In attesa che l’Agenzia delle Entrate consenta alle imprese di autotrasporto di recuperare una parte delle accise sui carburanti dei mezzi con massa complessiva superiore alle 7,5 tonnellate, anche i taxisti, gli autonoleggiatori con conducente (ncc), i bus operator, gli agenti di commercio e i piccoli trasportatori sono allo stremo. Stiamo parlando dei cosiddetti “professionisti della strada”; con il  gasolio per autotrazione che in queste ultime settimane ha superato stabilmente i 2 euro al litro, molte attività lavorano in perdita. Se teniamo conto che per queste categorie il carburante incide per il 30 per cento circa sui costi di gestione totali, a seguito di questi rincari il quadro generale è drammaticamente peggiorato. Ricordiamo, altresì, che nell’ultimo anno il prezzo alla pompa del diesel è aumentato del 50 per cento. A dirlo è l’Ufficio studi della CGIA.

  • Bottan: “Introdurre un tetto al prezzo di benzina e gasolio”

A fronte dell’impennata dei prezzi dei carburanti registrata in questo ultimo anno, per la CGIA l’unica soluzione praticabile è quella di introdurre un tetto temporaneo al prezzo alla pompa. “Il decreto taglia accise che ha ridotto di 25 centesimi al litro il costo delle accise su benzina e diesel – dichiara il Presidente Roberto Bottan – è stato ormai abbondantemente neutralizzato; i rincari, infatti, se l’hanno incorporato.
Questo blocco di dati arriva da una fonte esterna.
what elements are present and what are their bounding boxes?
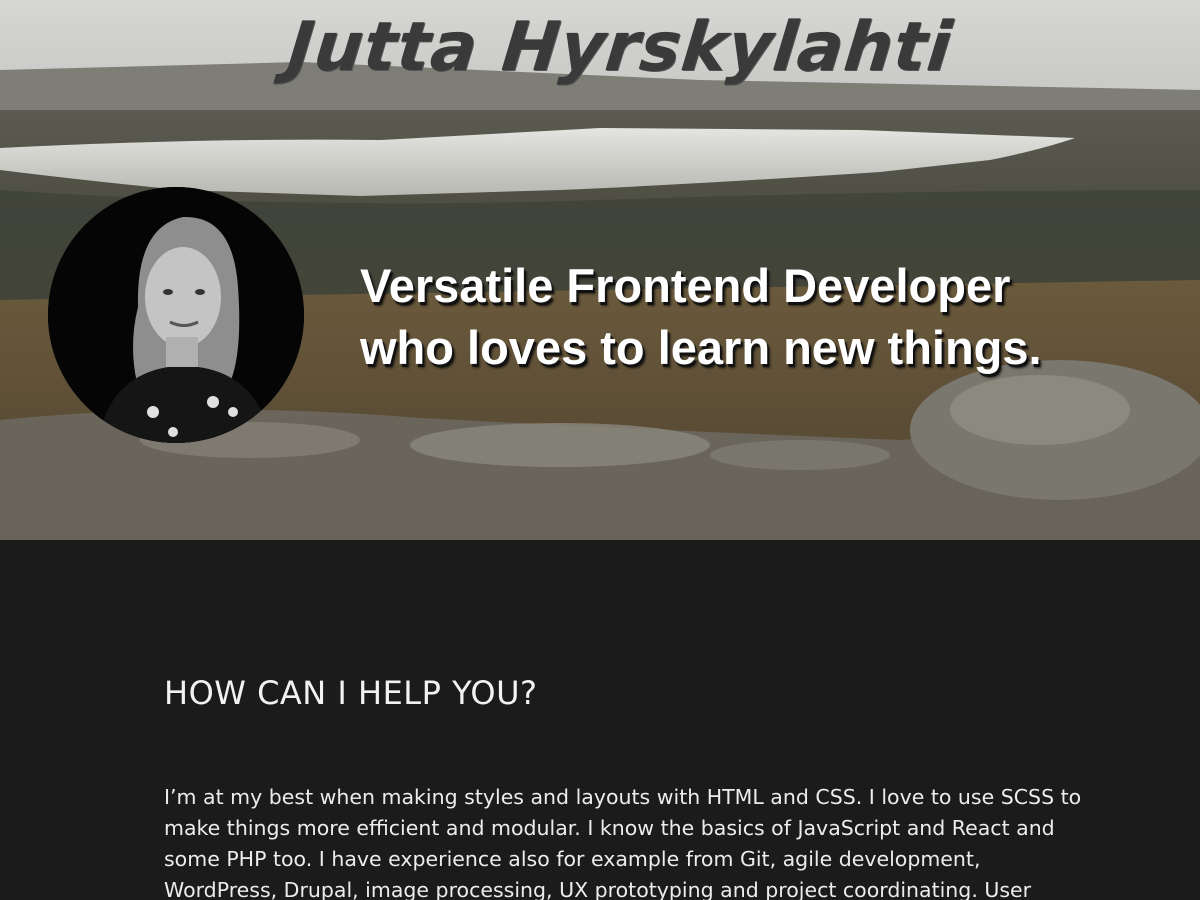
section-heading: HOW CAN I HELP YOU? [164,674,538,712]
hero-section: Jutta Hyrskylahti Versatile Frontend Dev… [0,0,1200,540]
help-section: HOW CAN I HELP YOU? I’m at my best when … [0,540,1200,900]
tagline-line-1: Versatile Frontend Developer [360,259,1011,312]
hero-tagline: Versatile Frontend Developer who loves t… [360,255,1180,379]
tagline-line-2: who loves to learn new things. [360,321,1042,374]
profile-photo [48,187,304,443]
site-title: Jutta Hyrskylahti [284,8,956,87]
portrait-image [48,187,304,443]
section-body-text: I’m at my best when making styles and la… [164,785,1082,900]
Sebbene, nei giorni scorsi il Governo Draghi abbia prorogato questa misura sino al prossimo 2 agosto, è comunque necessario introdurre un price cap a benzina e diesel, almeno fino alla fine della prossima estate. Un provvedimento, quest’ultimo, che deve essere approvato dal nostro Governo. Bruxelles,  infatti, così come per il gas, non sembra essere particolarmente interessata all’introduzione di queste misure di mitigazione del caro energia”.

  •  Autotrasportatori beffati

A preoccupare il settore del trasporto merci/persone e, in generale, tutti gli operatori che usano un autoveicolo per ragioni di lavoro, non è solo il caro carburante. A differenza dei colleghi europei, i nostri “professionisti della strada” dispongono di servizi inferiori e subiscono costi fissi superiori. Se in Olanda, in Germania e in buona parte della Spagna, ad esempio, le autostrade sono gratis, in Italia i pedaggi sono tra i più cari d’Europa. Senza contare che abbiamo un deficit logistico/infrastrutturale spaventoso che, secondo il Ministero delle Infrastrutture, costa al sistema economico del Paese 40 miliardi di euro all’anno. Se nel decreto Aiuti approvato dal Consiglio dei Ministri il 18 marzo scorso  oltre alla riduzione delle accise sono state introdotte anche delle misure specifiche per l’autotrasporto, queste ultime, sebbene non ancora esecutive, interesseranno marginalmente i piccoli  padroncini, in particolar modo i monoveicolari.